Analogies it to a specific business scenario, such as the requirement of automatically unlocking inventory when an order expires, and its design is shown in the figure below:The execution process is as follows:

  1. Publisher sends a message to the route order.delay.exchange with the routing key order.delay
  2. Exchange puts the message to the message queue order.delay.queue bound to order.delay
  3. The lifetime of messages in the message queue order.delay.queue is 30 minutes. When the message expires, the message is sent to the route Order. exchange with the routing key ORDER
  4. The ord. exchange route puts the message into the message queue ord. queue, whose binding relationship is Order
  5. The Consumer listens on the message queue order.queue to ensure that consumed messages are expired

But the process can be simplified:The only difference is that there is one less route. Publisher will queue the message to order.delay.exchange after sending the message to order.delay.queue. We let the queue deliver the message to the route order.delay.exchange even after the message expires, thus saving a route’s resources.

Code implementation

The concept is so hyped that it’s hard to understand without actually implementing it, so let’s use an example to get a feel for the effect of delayed queuing.

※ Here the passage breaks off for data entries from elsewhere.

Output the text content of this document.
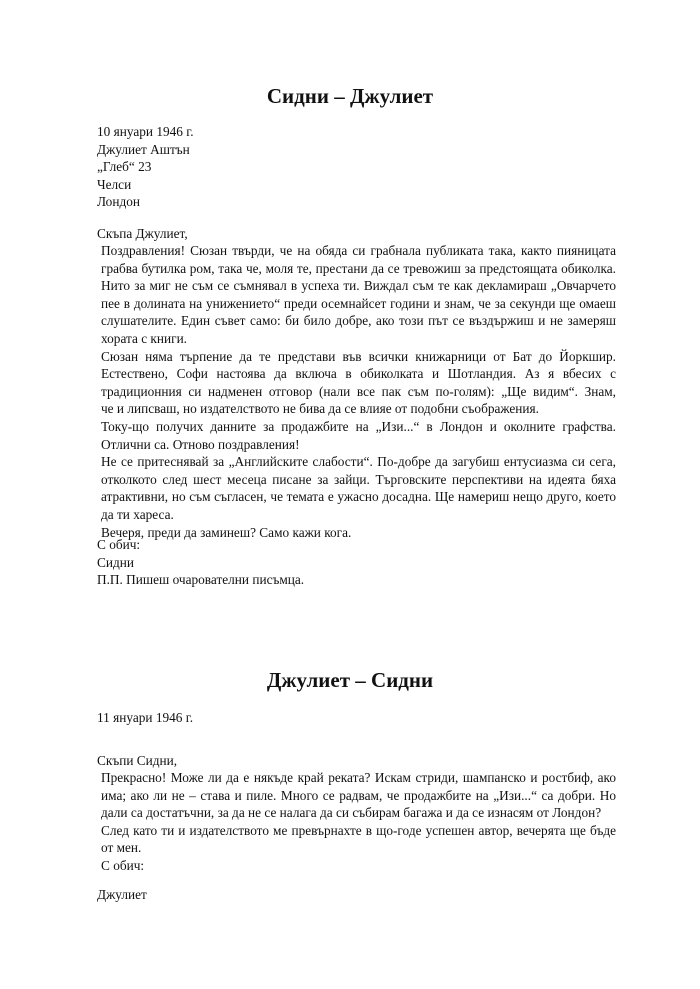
Сидни – Джулиет

10 януари 1946 г.

Джулиет Аштън

„Глеб“ 23

Челси

Лондон

Скъпа Джулиет,

Поздравления! Сюзан твърди, че на обяда си грабнала публиката така, както пияницата
грабва бутилка ром, така че, моля те, престани да се тревожиш за предстоящата обиколка.
Нито за миг не съм се съмнявал в успеха ти. Виждал съм те как декламираш „Овчарчето
пее в долината на унижението“ преди осемнайсет години и знам, че за секунди ще омаеш
слушателите. Един съвет само: би било добре, ако този път се въздържиш и не замеряш
хората с книги.

Сюзан няма търпение да те представи във всички книжарници от Бат до Йоркшир.
Естествено, Софи настоява да включа в обиколката и Шотландия. Аз я вбесих с
традиционния си надменен отговор (нали все пак съм по-голям): „Ще видим“. Знам,
че и липсваш, но издателството не бива да се влияе от подобни съображения.

Току-що получих данните за продажбите на „Изи...“ в Лондон и околните графства.
Отлични са. Отново поздравления!

Не се притеснявай за „Английските слабости“. По-добре да загубиш ентусиазма си сега,
отколкото след шест месеца писане за зайци. Търговските перспективи на идеята бяха
атрактивни, но съм съгласен, че темата е ужасно досадна. Ще намериш нещо друго, което
да ти хареса.

Вечеря, преди да заминеш? Само кажи кога.

С обич:

Сидни

П.П. Пишеш очарователни писъмца.

Джулиет – Сидни

11 януари 1946 г.

Скъпи Сидни,

Прекрасно! Може ли да е някъде край реката? Искам стриди, шампанско и ростбиф, ако
има; ако ли не – става и пиле. Много се радвам, че продажбите на „Изи...“ са добри. Но
дали са достатъчни, за да не се налага да си събирам багажа и да се изнасям от Лондон?

След като ти и издателството ме превърнахте в що-годе успешен автор, вечерята ще бъде
от мен.

С обич:

Джулиет
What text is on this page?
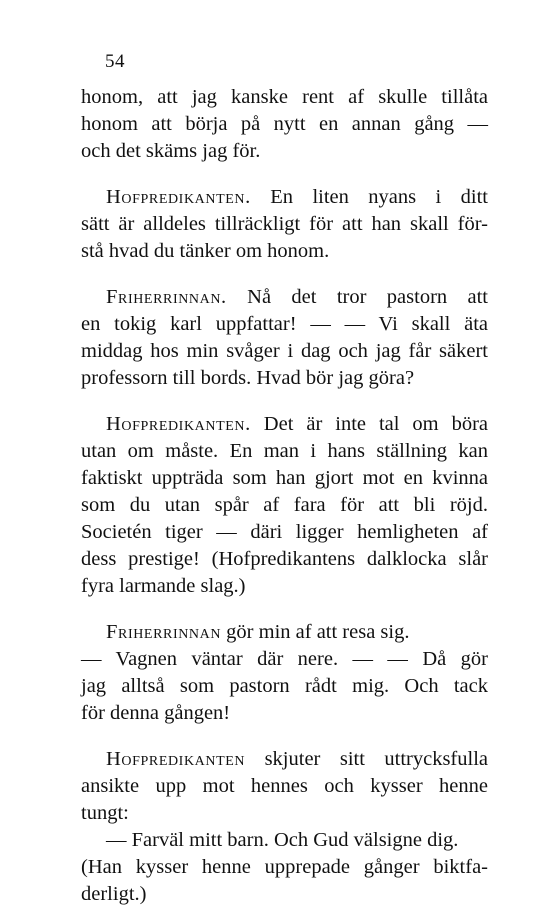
54
honom, att jag kanske rent af skulle tillåta
honom att börja på nytt en annan gång —
och det skäms jag för.
Hofpredikanten. En liten nyans i ditt
sätt är alldeles tillräckligt för att han skall för-
stå hvad du tänker om honom.
Friherrinnan. Nå det tror pastorn att
en tokig karl uppfattar! — — Vi skall äta
middag hos min svåger i dag och jag får säkert
professorn till bords. Hvad bör jag göra?
Hofpredikanten. Det är inte tal om böra
utan om måste. En man i hans ställning kan
faktiskt uppträda som han gjort mot en kvinna
som du utan spår af fara för att bli röjd.
Societén tiger — däri ligger hemligheten af
dess prestige! (Hofpredikantens dalklocka slår
fyra larmande slag.)
Friherrinnan gör min af att resa sig.
— Vagnen väntar där nere. — — Då gör
jag alltså som pastorn rådt mig. Och tack
för denna gången!
Hofpredikanten skjuter sitt uttrycksfulla
ansikte upp mot hennes och kysser henne
tungt:
— Farväl mitt barn. Och Gud välsigne dig.
(Han kysser henne upprepade gånger biktfa-
derligt.)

Create a SpringBoot application and use code to create routes, message queues, and their relationships:

@Configuration public class MyRabbitMQConfig { @Bean public Queue orderDelayQueue() { Map<String, Object> arguments = new HashMap<>(); arguments.put("x-dead-letter-exchange", "order.delay.exchange"); arguments.put("x-dead-letter-routing-key", "order.release.order"); arguments.put("x-message-ttl", 1000 * 10); return new Queue("order.delay.queue", true, false, false, arguments); } @Bean public Queue orderReleaseOrderQueue() { return new Queue("order.release.order.queue", true, false, false); } @Bean public Exchange orderDelayExchange() { return new TopicExchange("order.delay.exchange", true, false); } @Bean public Binding orderCreateOrderBinding() { return new Binding("order.delay.queue", Binding.DestinationType.QUEUE, "order.delay.exchange", "order.create.order", null); } @Bean public Binding orderReleaseOrderBinding() { return new Binding("order.release.order.queue", Binding.DestinationType.QUEUE, "order.delay.exchange", "order.release.order", null); }}Copy the code

Note that using this method you need to send a message:

@RestController public class TestController { @Autowired private RabbitTemplate rabbitTemplate; @GetMapping("/test") public String test(){ rabbitTemplate.convertAndSend("order.delay.queue","message"); return "test"; }}Copy the code

When sending a message to a queueorder.delay.queueRabbitMQ creates queues and routes: Next we write a listener method that listens on the queueorder.release.order.queue :

@ RabbitListener (the queues = "order. Release. The order. The queue") public void listener (Message Message) {System. Out. Println (" messages are received: " + message); }Copy the code

We visit http://localhost:8080/test at this time, it will send a message to a queue, and then after 10 seconds, the message will be expired, the message will be queued in the order. The order. The queue, and we are listening is the queue, So you always get messages that expire in 10 seconds:

Received message: (Body:'message'......) Received message: (Body:'message'......) Received message: (Body:'message'......)Copy the code

In this way, we can achieve the ultimate consistency of the data.